How do you handle them?
Recently, a fairly major site I run for a university was attacked in a big way. The attacker spent about 2 hours and sent well over 150 http requests attempting to penetrate the site's security. This particular site has been attacked several times in the past, so I'd installed fairly advanced security systems, and had hardened the site as best I could (run all updates on software, fixed known security vulnerabilities in current software by hand until patches were released, that sort of thing).
The attacker was persistent enough that they were willing to spend 2 hours just trying to find a security vulnerability; with that kind of dedication and the knowledge of PHP they displayed they would certainly be able to write a custom script to embed. It's been done before on this site; for some reason the university site attracts this kind of attack.
So, onto my (very possibly paranoid) questions:
How do you verify that the site is clean?
Another site was involved in the attack; the attacker attempted to transfer a file from their site to ours. I've notified the administrator of the site in question, as the site was legitimate and quite clearly not the instigator of the attack. Is there anything else I should do?
The attacks were run through an anonymizer (several, actually), and the attacker used the anonymizer to change IP addresses every 10 attacks for so. I've blacklisted the IP addresses used, but I get the feeling I'm attempting to behead a Hydra here. I had already blacklisted the entire Amazon AWS after repeated attacks from its hosted services. Is there a similar, more proactive measure I can use to block these anonymizers and proxy services, or is this a bad idea?
Why were we targeted? While the site does get a lot of traffic, it doesn't collect confidential information or payment details--all of that is handled through third-party services; the website doesn't touch that sort of information. The university in question is Christian, which may provide motivation for some, but apparently someone really, really wanted in this time. I'm mostly just curious here: why would someone spend so much effort attacking a harmless site that does not handle confidential information?

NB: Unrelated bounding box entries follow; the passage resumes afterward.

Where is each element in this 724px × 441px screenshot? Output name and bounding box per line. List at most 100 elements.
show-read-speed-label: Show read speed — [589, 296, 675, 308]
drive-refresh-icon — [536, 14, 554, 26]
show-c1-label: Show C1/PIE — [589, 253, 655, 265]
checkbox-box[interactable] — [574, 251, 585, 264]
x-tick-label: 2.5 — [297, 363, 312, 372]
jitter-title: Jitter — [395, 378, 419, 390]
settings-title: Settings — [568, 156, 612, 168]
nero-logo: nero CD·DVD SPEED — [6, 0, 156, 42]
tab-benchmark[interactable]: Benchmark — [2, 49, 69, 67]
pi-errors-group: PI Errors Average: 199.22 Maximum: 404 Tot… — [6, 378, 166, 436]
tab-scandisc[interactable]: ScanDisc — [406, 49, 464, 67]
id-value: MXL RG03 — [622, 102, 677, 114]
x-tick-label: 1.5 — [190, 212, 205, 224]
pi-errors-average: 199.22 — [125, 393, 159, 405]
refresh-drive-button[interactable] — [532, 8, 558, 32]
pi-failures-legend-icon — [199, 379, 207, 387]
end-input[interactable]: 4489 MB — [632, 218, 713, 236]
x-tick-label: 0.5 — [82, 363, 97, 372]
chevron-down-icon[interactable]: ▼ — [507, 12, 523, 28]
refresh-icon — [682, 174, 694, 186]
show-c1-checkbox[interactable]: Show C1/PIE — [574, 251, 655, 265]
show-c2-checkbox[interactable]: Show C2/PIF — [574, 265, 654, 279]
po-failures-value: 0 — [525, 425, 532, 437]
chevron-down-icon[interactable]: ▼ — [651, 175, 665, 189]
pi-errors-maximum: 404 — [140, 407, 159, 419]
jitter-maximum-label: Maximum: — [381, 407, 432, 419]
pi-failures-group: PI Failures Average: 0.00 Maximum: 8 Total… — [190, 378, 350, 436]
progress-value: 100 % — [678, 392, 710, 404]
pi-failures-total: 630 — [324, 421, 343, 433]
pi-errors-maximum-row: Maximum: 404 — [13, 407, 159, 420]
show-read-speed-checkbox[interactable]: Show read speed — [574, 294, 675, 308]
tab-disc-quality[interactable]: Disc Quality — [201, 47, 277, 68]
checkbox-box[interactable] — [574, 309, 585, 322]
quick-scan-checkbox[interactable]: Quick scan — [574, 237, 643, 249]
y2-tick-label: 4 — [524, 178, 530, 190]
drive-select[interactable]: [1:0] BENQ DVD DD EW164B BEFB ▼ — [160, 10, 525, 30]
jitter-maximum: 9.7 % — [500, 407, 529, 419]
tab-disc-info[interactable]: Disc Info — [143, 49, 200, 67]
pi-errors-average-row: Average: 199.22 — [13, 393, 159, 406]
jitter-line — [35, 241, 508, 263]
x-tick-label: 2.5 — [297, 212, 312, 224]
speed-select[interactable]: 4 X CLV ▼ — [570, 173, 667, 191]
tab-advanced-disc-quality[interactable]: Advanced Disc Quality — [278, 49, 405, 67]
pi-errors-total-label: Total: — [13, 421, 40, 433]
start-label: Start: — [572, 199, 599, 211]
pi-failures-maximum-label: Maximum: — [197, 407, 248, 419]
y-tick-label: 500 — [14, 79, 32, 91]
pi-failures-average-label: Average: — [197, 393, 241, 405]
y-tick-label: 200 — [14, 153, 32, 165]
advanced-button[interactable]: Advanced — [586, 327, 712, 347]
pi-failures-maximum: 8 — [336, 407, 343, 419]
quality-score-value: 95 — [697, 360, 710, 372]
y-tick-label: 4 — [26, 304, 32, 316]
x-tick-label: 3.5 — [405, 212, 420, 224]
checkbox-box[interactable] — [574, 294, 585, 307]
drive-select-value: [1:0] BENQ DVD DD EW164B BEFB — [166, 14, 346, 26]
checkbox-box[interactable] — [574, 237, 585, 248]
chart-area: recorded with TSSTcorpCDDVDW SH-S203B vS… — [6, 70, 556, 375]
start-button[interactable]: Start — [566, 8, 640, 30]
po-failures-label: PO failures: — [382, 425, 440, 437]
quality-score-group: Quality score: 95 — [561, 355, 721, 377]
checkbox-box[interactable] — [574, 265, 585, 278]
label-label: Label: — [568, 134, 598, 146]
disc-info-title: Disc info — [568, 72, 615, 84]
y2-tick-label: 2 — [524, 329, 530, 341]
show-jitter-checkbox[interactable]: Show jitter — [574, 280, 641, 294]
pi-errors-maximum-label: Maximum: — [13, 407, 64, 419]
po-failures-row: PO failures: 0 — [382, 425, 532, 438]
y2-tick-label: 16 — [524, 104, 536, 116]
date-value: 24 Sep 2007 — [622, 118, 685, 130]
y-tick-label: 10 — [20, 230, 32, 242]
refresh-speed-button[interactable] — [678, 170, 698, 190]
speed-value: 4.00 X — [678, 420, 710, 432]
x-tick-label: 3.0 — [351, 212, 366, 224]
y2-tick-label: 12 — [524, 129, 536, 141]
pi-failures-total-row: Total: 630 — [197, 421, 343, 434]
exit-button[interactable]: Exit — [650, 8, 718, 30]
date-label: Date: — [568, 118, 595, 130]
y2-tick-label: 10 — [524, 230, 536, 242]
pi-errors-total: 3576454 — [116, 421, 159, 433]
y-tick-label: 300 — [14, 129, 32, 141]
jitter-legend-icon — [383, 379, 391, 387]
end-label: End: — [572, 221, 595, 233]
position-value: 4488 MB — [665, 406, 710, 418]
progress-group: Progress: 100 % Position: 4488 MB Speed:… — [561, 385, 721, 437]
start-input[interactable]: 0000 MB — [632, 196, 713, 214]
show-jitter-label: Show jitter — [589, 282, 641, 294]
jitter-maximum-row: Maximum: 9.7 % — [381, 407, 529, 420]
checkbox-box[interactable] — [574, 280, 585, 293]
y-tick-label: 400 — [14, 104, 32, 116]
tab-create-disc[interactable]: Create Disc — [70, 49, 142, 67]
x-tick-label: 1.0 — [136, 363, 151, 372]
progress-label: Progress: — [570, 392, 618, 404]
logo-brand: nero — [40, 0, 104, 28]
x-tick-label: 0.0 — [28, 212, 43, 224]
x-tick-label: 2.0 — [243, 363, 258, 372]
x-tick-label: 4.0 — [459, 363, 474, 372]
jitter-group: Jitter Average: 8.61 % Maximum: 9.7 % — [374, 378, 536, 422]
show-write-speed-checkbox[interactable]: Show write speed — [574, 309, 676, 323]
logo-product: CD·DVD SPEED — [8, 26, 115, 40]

|why would someone spend so much effort attacking a harmless site that does not handle confidential information? |
Because if it is a big enough site with a lot of traffic and no-one particularly concerned about "bandwidth use" ( a University site would fit that profile, you aren't going to be watching ever last gig going out ) it can be used for parasitic hosting* for a while without someone necessarily catching on..
In these cases ( Uni' sites ) *illegal pron seems to be a favorite "payload".. likewise real estate sites etc .anything that serves lots of images normally and has high bandwidth available and logs that would be unrealistic to search through to see who was doing what and downloading what..
I would start looking at the modified date and time stamp of the files
You weren't. You get the same thing on, say, teeny little sites on shared hosting.* The site itself isn't the target; the aim is to break in and get upstairs. With luck, this will get you access to everything on the server-- and one of those is bound to have something worth stealing. Obvious analogy: You're not breaking into the janitor's closet to steal a mop. You're hoping to find a set of master keys.
* I've seen a few aggressive robot visits to my art studio's site, which is smaller than mine by orders of magnitude. (As noted elsewhere, this would seem to be mathematically impossible.) Obviously they weren't interested in the site itself. It was just a possible access point.